What got you interested in VRpatients? 

This is something that I think is new and upcoming in nursing education. We use a lot of simulation with mannequins, but they are extremely expensive and your staff needs to be present and know how to run the equipment. I thought that virtual reality would be something fun and exciting for students to use and help reduce costs. There is a lot more you can do that is lifelike in virtual reality and I think it will be more efficient.  

What we’re looking for is getting students to think like nurses and what I have seen with virtual reality so far is it can really help us with that. It’s a lot more lifelike and there’s a lot more interaction with the patient. With the faculty being able to design scenarios and build certain patient reactions in, I think we have a lot more capabilities that we wouldn’t have with mannequins in the simulation lab. 

The other benefit to VRpatients is we don’t necessarily have faculty in the room like you do when you run a simulation. Students can come outside of class time or scheduled lab time and run through scenarios.  

 

What has your experience with VRpatients been like so far? 

Initially we received a VR headset and tried out some of the trial EMS scenarios that are available and we got really excited about them.  

Once we got officially onboarded, we started going through online training, calls, and webinars with the training staff at VRpatients. They are walking us through how to run scenarios and how to build and edit the scenarios. 

We have assignments after each meeting that we have to complete so VRpatients knows that we know what we’re doing and that we’ve practiced it. That’s been very helpful.  

Having this type of technology available to us and the excitement that students will have using this technology because it is new and cutting edge excites us.  

I’m also excited about the ways we can use VRpatients not just in our labs but in our classrooms.   

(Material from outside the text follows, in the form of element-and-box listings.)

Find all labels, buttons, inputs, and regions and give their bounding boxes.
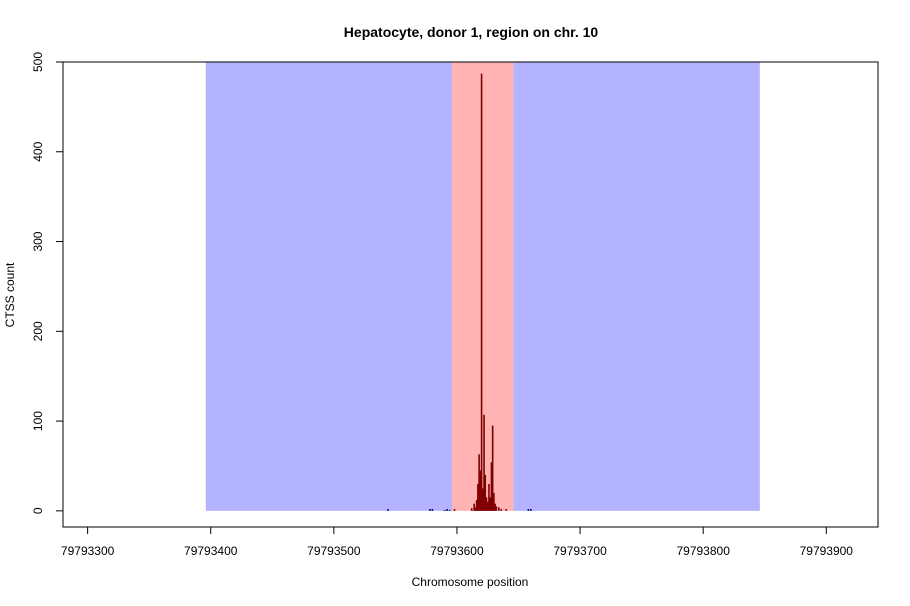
region-core xyxy=(452,62,514,511)
y-tick-label: 400 xyxy=(31,141,45,161)
x-tick-label: 79793800 xyxy=(676,544,730,558)
y-tick-label: 500 xyxy=(31,52,45,72)
y-tick-label: 0 xyxy=(31,507,45,514)
x-tick-label: 79793300 xyxy=(61,544,115,558)
x-axis-label: Chromosome position xyxy=(412,575,529,589)
x-tick-label: 79793900 xyxy=(800,544,854,558)
chart-title: Hepatocyte, donor 1, region on chr. 10 xyxy=(344,24,599,40)
y-tick-label: 300 xyxy=(31,231,45,251)
x-tick-label: 79793400 xyxy=(184,544,238,558)
x-axis: 79793300 79793400 79793500 79793600 79793700… xyxy=(61,526,854,558)
regions-layer xyxy=(205,62,760,511)
x-tick-label: 79793700 xyxy=(553,544,607,558)
y-axis-label: CTSS count xyxy=(3,262,17,327)
y-tick-label: 100 xyxy=(31,411,45,431)
region-flank-right xyxy=(513,62,760,511)
x-tick-label: 79793600 xyxy=(430,544,484,558)
x-tick-label: 79793500 xyxy=(307,544,361,558)
region-flank-left xyxy=(205,62,453,511)
y-axis: 0 100 200 300 400 500 xyxy=(31,52,64,514)
bars-layer xyxy=(387,73,532,511)
y-tick-label: 200 xyxy=(31,321,45,341)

For example, if I’m talking about the concept of oxygenation to my students and I want to see what happens after I give a breathing treatment or administer oxygen or give an inhaler, I can walk through that on a computer screen in a classroom. I think that can be really memorable for students when they see what happens in a lifelike setting. It’s better than me just standing there just telling them about it.   

I see us continuing to use mannequins in the SIM lab, but I think we will decrease the amount we will use them, which will help us financially because they are very expensive. 

I’m also hoping we can use VRpatients as a recruiting tool for our program. We go to career fairs and this is something we can easily take with us and have prospective students try a scenario. It’s a lifelike intro to health professions.  

Nursing College Revisions Education with VRpatients

 

How can VRpatients help your students learn other skills? 

We’ve talked about using VRpatients to train nurses how to communicate with patients and model conversations that you can have.  

You can click on questions to ask in virtual reality and the patient responds in a certain way. We could have multiple sets of questions, some being more appropriate than others, and then the patient responds in a certain way. We’re teaching therapeutic communication. It doesn’t have to be a disease process or a medication response, it can be as simple as how you talk to a patient.  

 

What makes you most nervous about using VRpatients? 

Nursing curriculums are already pretty heavy with content, clinicals, and labs. We want to make sure we’re not just adding something else but that we’re changing what we’re doing and making it the most efficient and effective way to teach.  

 

What’s your timeline for using VRpatients? 

We plan on implementing VRpatients into the fall curriculum and we’re trying to decide what that scale will look like. We’ve talked about taking out two or three simulation scenarios with mannequins and adding in two to four virtual reality scenarios. We’ll also try to implement a few little scenarios into the classrooms as demonstrations.  

We’ll see how it goes and through trial and error, we’ll continue to adjust each semester.